Posted on: January 7, 2016, 12:14h.
Last updated on: January 7, 2016, 12:14h.
Neil Goulden, head of the Responsible Gambling Trust (RGT) in the UK, has been called out by Britain’s Guardian newspaper for an apparent conflict of interests.
As chair of the RGT, Goulden presides over the country’s leading charity devoted to minimizing problem gambling, and yet he is also a former chair of the Association of British Bookmakers ABB), an industry lobby group.
The positions were held concurrently between 2012 and mid-2014.
Goulden’s affiliations to both groups are no secret, of course; as a former board member of Ladbrokes and former chairman of the Gala Coral Group, he is very much a public face of the gambling industry.
But, as the Guardian opined this week, the fact that RGT is chaired by a doyen of the industry and funded by donations from gambling companies raises questions about its integrity and the balanced nature of its research.
As well as funding education, prevention, and treatment services for problem gamblers, RGT commissions research devoted to broadening the understanding of problem gambling issues.
But because of its affiliations, does it avoid asking the really tough questions to the industry, and is its research program completely independent of industry interests?
When contacted by the Guardian, Goulden insisted that his position as an industry insider, and the participation of the industry as whole, is, in fact, integral to researching and ultimately understanding problem gambling.
“[The gaming industry] would not have released data or have taken the actions it continues to take in prevention of harm without my personal influence and urging,” he said. “I have continually urged the industry to do more to protect at-risk customers and to share best practice and to better communicate what they are doing and its effect.
“True harm minimization can only be fully effective if it engages with the industry and that the 100,000 people employed in the industry take their social responsibilities seriously,” he continued.
“The recent RGT research has given clear pointers to anyone committed to reducing harm and the subsequent actions taken by the government, the regulator and the industry have significantly reduced volumes from the group of at-risk customers.”
However, the RGT has been criticized by anti-gambling groups for its failure to condemn the UK’s notorious fixed-odds betting terminals (FOBTs), prevalent in high-street bookmaking shops across the country.
These machines have been dubbed “the crack cocaine of the high street” because they enable customers to bet up to £100 ($146) every 20 seconds on digital casino games like roulette.
“RGT refused to address the key question of whether FOBTs cause gambling related harm due to their addictive characteristics,” complained a spokesperson for the Campaign for Fairer Gambling, of an RGT study on the subject, published in 2013 when Goulden was chair of both the RGT and ABB.

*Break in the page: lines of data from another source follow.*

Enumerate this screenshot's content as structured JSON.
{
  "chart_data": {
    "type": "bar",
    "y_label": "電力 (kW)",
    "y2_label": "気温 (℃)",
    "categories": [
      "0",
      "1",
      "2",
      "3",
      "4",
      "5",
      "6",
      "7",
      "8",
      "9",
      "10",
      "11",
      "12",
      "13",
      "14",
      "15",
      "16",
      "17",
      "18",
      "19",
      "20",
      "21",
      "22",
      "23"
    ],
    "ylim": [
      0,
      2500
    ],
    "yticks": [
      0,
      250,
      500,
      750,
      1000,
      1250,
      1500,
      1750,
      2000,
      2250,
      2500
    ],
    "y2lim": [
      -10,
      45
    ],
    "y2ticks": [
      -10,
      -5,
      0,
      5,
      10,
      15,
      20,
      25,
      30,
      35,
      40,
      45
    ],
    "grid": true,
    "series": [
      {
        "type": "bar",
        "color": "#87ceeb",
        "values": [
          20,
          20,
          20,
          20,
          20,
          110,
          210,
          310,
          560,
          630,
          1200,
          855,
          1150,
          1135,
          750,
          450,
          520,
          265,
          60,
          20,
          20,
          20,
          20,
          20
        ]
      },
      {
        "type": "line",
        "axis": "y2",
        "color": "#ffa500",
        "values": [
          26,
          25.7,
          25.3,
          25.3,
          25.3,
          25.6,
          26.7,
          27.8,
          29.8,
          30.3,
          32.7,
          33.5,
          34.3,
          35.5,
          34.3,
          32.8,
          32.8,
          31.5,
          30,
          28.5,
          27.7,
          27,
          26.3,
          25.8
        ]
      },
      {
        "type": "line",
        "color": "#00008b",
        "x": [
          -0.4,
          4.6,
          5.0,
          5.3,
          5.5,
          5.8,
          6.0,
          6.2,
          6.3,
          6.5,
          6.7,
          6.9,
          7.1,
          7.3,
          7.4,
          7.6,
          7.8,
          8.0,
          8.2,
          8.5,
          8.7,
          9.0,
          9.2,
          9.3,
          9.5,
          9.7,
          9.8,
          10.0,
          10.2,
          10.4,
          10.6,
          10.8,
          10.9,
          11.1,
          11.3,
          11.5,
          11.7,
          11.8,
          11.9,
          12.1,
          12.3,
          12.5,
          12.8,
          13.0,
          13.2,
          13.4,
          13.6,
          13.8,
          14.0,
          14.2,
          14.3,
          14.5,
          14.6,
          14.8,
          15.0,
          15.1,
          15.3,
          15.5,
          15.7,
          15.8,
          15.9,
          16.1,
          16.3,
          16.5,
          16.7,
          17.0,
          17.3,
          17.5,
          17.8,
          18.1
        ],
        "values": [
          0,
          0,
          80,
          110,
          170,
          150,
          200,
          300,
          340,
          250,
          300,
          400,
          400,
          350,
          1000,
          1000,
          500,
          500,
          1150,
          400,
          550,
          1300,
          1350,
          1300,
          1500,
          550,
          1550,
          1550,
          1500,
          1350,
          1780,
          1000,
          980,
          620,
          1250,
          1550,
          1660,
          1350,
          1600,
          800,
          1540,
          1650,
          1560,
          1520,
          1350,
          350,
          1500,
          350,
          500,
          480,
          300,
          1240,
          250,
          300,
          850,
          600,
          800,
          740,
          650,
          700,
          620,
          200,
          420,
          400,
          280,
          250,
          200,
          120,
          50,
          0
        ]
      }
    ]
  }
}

“We are worried that the chair of the trust was busy devising lobbying strategies for the bookmakers to improve their image when this research was first announced. This needs to be looked at.”
Goulden responded that the research questions of the 2013 study were devised by the UK Gambling Commission and the Minister for the Department of Culture, Media and Sport, and added he had no influence on the commissioning, presentation, or interpretation of the findings.